Wayang Kelantan terbuat dari kulit sapi, dipahat dan disungging. Bentuk figurnya dilengkapi dengan pakaian, mahkota, senjata dan lain sebagainya. Bentuk figur Wayang Kedek pada umumnya tangan kiri menjadi satu dengan badannya, kecuali tokoh Pak Dogah (Semar) kedua tangannya dibuat bergerak (terlepas dari badannya). Di daerah Kelantan terdapat dua jenis wayang yakni: Wayang Melayu dan Nang Siam. Nang Siam juga disebut Wayang Kedek yang bentuk figurnya kena pengaruh dari Siam. Sedangkan Wayang Melayu teknis pertunjukannya, figurnya repertoar mengikuti tradisi Wayang Kulit Jawa maka disebut Wayang Jawa.
Repertoar Wayang Kedek mengambil dari serat Ramayana dan yang paling populer Hikayat Seri Rama versi Malaysia. Sedangkan wayang Jawa mengambil cerita dari Mahabarata, dan bagi orang melayu menyebut Hikayat Pendawa dan dari sikulus Panji. Perlengkapan pertunjukan hampir sama dengan Wayang Kulit Purwa Jawa yaitu menggunakan kele {kelir), lampu pelita (blencong Jawa), kepyak, kothak 1cempala Jawa). Penyajian Wayang Kedek diiringi ansambel musik yang instrumennya terdiri dari: seruni (suling), gedombak dan geduk (tambur), Lukmong (gong kecil) kecing/canang (gong). Sedangkan Wayang Melayu (Jawa) diiringi musik yang ricikkannya terdiri dari: satu rancak bonang horizontal, dua gendang, satu simbal, canang dan rebab.
Pertunjukan Wayang Kedek diselenggarakan untuk menyertai upacara lingkaran hidup manusia, dan penyajiannya dibuatkan tempat tersendiri yang disebut panggong. Sedangkan penontonnya di luar panggung, serta sebelum pertunjukan dimulai selalui diawali dengan upacara pembukaan yang disebut buka panggong, yaitu dalang melakukan penghormatan terhadap tanah, air dan api yang memiliki kekuatan gaib agar memberikan bantuan kepada dalang selama pementasan berlangsung. Pertunjukan Wayang Kedek yang menyertai upacara perkawinan, khitanan, kelahiran, panenan berlangsung selama 3 – 5 hari dimulai dari jam 21.00 dan berakhir pada jam 24.00. Pada malam akhir pertunjukan dilakukan upacara penutupan yang disebut Lepas Permainan.

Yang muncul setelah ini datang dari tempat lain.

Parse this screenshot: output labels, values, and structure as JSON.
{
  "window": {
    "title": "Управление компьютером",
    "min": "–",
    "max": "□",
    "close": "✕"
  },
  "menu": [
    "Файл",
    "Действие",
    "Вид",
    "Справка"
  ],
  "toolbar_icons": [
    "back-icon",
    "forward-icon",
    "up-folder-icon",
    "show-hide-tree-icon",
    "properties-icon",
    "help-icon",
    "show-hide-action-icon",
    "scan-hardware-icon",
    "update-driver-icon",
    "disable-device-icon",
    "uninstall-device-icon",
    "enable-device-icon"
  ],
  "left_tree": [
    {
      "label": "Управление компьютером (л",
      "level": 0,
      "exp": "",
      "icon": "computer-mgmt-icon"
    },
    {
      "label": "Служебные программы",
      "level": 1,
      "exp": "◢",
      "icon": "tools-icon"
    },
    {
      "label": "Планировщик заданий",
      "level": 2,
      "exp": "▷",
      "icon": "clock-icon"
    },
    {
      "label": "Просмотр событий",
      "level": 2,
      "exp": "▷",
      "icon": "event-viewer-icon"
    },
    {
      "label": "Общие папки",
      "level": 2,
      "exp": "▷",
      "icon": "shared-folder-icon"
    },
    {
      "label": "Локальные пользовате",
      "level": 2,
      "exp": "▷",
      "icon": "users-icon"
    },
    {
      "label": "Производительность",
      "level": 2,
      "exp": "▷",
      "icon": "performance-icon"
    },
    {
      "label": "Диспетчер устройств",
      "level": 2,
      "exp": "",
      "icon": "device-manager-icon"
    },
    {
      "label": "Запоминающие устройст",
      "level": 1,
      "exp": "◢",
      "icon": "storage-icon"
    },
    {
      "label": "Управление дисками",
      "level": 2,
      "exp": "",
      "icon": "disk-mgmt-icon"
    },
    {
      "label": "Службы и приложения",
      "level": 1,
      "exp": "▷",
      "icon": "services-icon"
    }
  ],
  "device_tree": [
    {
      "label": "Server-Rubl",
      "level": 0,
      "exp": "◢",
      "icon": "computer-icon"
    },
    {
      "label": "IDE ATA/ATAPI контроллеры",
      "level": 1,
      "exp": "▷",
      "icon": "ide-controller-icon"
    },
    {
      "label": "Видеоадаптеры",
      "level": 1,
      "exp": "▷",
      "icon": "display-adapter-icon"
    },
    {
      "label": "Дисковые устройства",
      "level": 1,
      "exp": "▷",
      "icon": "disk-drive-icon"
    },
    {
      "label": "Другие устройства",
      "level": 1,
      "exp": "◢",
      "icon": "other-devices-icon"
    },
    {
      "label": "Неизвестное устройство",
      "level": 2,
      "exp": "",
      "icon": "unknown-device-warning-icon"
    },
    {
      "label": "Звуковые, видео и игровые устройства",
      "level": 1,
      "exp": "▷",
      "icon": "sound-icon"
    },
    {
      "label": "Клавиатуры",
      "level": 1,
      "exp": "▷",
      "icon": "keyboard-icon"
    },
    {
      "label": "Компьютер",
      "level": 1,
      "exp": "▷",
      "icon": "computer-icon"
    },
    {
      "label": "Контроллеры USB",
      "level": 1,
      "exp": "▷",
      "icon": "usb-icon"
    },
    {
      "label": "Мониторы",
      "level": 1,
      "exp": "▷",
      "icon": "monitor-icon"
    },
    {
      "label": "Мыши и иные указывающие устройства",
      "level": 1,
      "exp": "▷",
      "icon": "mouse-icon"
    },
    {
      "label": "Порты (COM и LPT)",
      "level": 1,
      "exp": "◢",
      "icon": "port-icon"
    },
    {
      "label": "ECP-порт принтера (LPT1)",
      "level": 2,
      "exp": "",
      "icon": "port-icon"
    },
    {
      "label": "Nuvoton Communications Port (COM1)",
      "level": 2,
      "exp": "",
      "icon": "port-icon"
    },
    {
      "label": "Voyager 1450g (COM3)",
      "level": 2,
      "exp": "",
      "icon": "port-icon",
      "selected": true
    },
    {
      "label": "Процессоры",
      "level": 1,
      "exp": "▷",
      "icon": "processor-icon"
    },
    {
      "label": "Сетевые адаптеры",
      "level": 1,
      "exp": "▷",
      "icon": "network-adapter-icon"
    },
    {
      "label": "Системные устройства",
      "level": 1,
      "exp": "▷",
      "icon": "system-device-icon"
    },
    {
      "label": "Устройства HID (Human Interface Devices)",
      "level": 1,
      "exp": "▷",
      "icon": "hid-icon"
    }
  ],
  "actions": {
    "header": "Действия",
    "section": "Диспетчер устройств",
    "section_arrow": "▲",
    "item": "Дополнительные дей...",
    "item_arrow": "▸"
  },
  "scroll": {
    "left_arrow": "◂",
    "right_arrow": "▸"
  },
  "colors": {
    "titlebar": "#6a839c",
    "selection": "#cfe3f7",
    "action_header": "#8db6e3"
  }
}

Para penonton Wayang Kedek di Kelantan laki-laki dan perempuan selalu terpisah. Apakah itu suatu naluri kultus matahari dan bulan yang kuna atau hanya adat sopan santun yang lahir dari pengaruh Islam. Laki-laki di sisi kiri dan perempuan di sisi kanan, dan mereka duduk di luar panggung. Sebelum pertunjukan wayang di mulai, boneka wayang dijajar (di simping), di sebelah kanan di tancapkan boneka wayang dari kelompok dunia atas seperti para dewa Hindu beserta pengikutnya. Sedangkan di tengah layar ditancapkan tokoh To’ Mahasiku (dukun), Pohon Beringin (gunungan), Pa’ Dogah (Semar) dan raja Seri Rama.
Ragam dan Perkembangan Cerita Wayang
Secara umum orang menganggap cerita wayang identik dengan cerita Ramayana atau Mahabarata dan cerita-cerita yang berinduk pada kedua cerita itu Namun, sebenarnya, masih ada cerita-cerita dari sumber lain yang juga dipergelarkan dalam bentuk seni wayang. Di antara cerita wayang yang menonjol selain Ramayana dan Mahabarata, adalah cerita Panji, cerita Menak, dan juga cerita yang bersumber pada babad.
Cerita Panji walaupun sudah ada sejak zaman Demak, baru mulai dikenal luas sejak zaman pemerintahan Paku Buwana IV (1788-1820). Wayang yang kemudian diciptakan untuk mempergelarkan cerita Panji itu sering disebut Wayang Gedog. Tokoh peraga Wayang Gedog tidak ada yang memakai gelung capit urang seperti Arjuna, Bima, tetapi semua rambutnya diurai di punggung. Latar belakang cerita Panji adalah zaman Jenggala, Kediri dan Ngurawan.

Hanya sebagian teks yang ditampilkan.